APN: les députés pointent la difficulté du gouvernement à entrevoir une alternative économique

APN: les députés pointent la difficulté du gouvernement à entrevoir une alternative économique
Par Nabil Semyane | 13 Février 2018 | 10:34

 La présentation lundi du rapport des évolutions financières et monétaires en 2016 et 2017par le Gouverneur de la Banque d’Algérie est suivi d’un débat en plénière dans lequel les députés, chacun selon sa tonalité, ont abouti au constat que le gouvernement peine à trouver la voie de la transition économique, selon le compte rendu de l’APS.

 Tous ont, en effet, souligné la nécessité l’impératif de trouver des alternatives à l'économie dépendante des hydrocarbures face à la baisse continue de leurs cours et son impact sur la situation financière du pays.

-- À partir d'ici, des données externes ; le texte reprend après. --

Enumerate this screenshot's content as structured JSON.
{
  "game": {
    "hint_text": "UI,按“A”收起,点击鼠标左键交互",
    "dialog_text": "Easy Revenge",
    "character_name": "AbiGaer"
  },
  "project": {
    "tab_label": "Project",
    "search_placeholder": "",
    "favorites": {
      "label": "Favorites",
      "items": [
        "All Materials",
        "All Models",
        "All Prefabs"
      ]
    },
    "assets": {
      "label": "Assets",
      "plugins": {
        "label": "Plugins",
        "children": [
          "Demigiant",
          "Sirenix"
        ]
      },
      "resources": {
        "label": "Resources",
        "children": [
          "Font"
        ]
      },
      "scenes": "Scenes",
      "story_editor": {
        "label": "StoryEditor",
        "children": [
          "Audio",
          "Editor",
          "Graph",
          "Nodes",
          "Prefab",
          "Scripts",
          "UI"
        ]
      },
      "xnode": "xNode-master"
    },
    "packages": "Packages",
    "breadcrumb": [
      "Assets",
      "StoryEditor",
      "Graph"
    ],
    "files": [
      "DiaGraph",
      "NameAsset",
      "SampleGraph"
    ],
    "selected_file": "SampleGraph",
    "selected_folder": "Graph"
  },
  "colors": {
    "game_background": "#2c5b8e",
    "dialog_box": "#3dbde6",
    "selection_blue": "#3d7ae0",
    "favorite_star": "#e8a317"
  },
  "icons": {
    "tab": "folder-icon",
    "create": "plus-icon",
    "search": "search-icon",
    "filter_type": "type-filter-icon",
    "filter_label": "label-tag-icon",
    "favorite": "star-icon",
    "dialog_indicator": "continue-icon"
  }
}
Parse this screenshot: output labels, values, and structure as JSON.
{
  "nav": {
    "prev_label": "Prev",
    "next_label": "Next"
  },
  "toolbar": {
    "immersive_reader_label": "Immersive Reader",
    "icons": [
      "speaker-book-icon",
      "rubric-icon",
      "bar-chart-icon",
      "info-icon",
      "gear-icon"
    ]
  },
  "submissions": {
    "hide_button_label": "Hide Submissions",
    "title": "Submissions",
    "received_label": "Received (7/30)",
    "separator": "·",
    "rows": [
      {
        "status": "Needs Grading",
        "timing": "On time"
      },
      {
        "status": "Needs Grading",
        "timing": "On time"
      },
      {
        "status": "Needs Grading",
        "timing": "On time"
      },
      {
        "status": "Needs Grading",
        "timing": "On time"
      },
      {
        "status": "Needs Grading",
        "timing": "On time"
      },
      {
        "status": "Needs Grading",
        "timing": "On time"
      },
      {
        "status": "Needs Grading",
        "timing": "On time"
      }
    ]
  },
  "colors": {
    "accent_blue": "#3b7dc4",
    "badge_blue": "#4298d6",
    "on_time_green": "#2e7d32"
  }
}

 Dans ce sens, le député Slimane Saadaoui du parti Front de libération nationale (FLN) a indiqué que le taux de croissance économique ne traduit pas forcément un développement, appelant à promouvoir le secteur agricole en tant qu'alternative stratégique.

 Estimant, pour sa part, que la "difficile" conjoncture économique du pays est due certes à la baisse des cours du pétrole mais aussi à "l'insuffisance de l'efficacité de la politique monétaire", le député El Houari Kessaci, du même parti, a plaidé pour des mécanismes susceptibles de drainer la liquidité monétaire en circulation sur le marché parallèle.

 Abondant dans le même sens, le député FLN Rahmani Khaled a appelé à "l'évaluation des orientations financières et monétaires" et au traitement  de ce qu'il a qualifié de "dysfonctionnements" dans le système bancaire. D'autres députés de la même formation politique ont préconisé l'augmentation des intérêts bancaires en vue de favoriser l'épargne. 

 Pour sa part, Mme Fatima Kerma, du parti Rassemblement national démocratique (RND) a appelé à la révision du taux de change du dinars, au maintien du soutien des entreprises locales et au renforcement de la performance de la Chambre nationale du commerce. 

 Pour sa part, le député Lakhdar Benkhellaf (Union Annahda-Adala-Bina)s'est interrogé sur l'utilité de présenter le rapport annuel de la conjoncture économique et financière après l'adoption de la loi de finances 2018.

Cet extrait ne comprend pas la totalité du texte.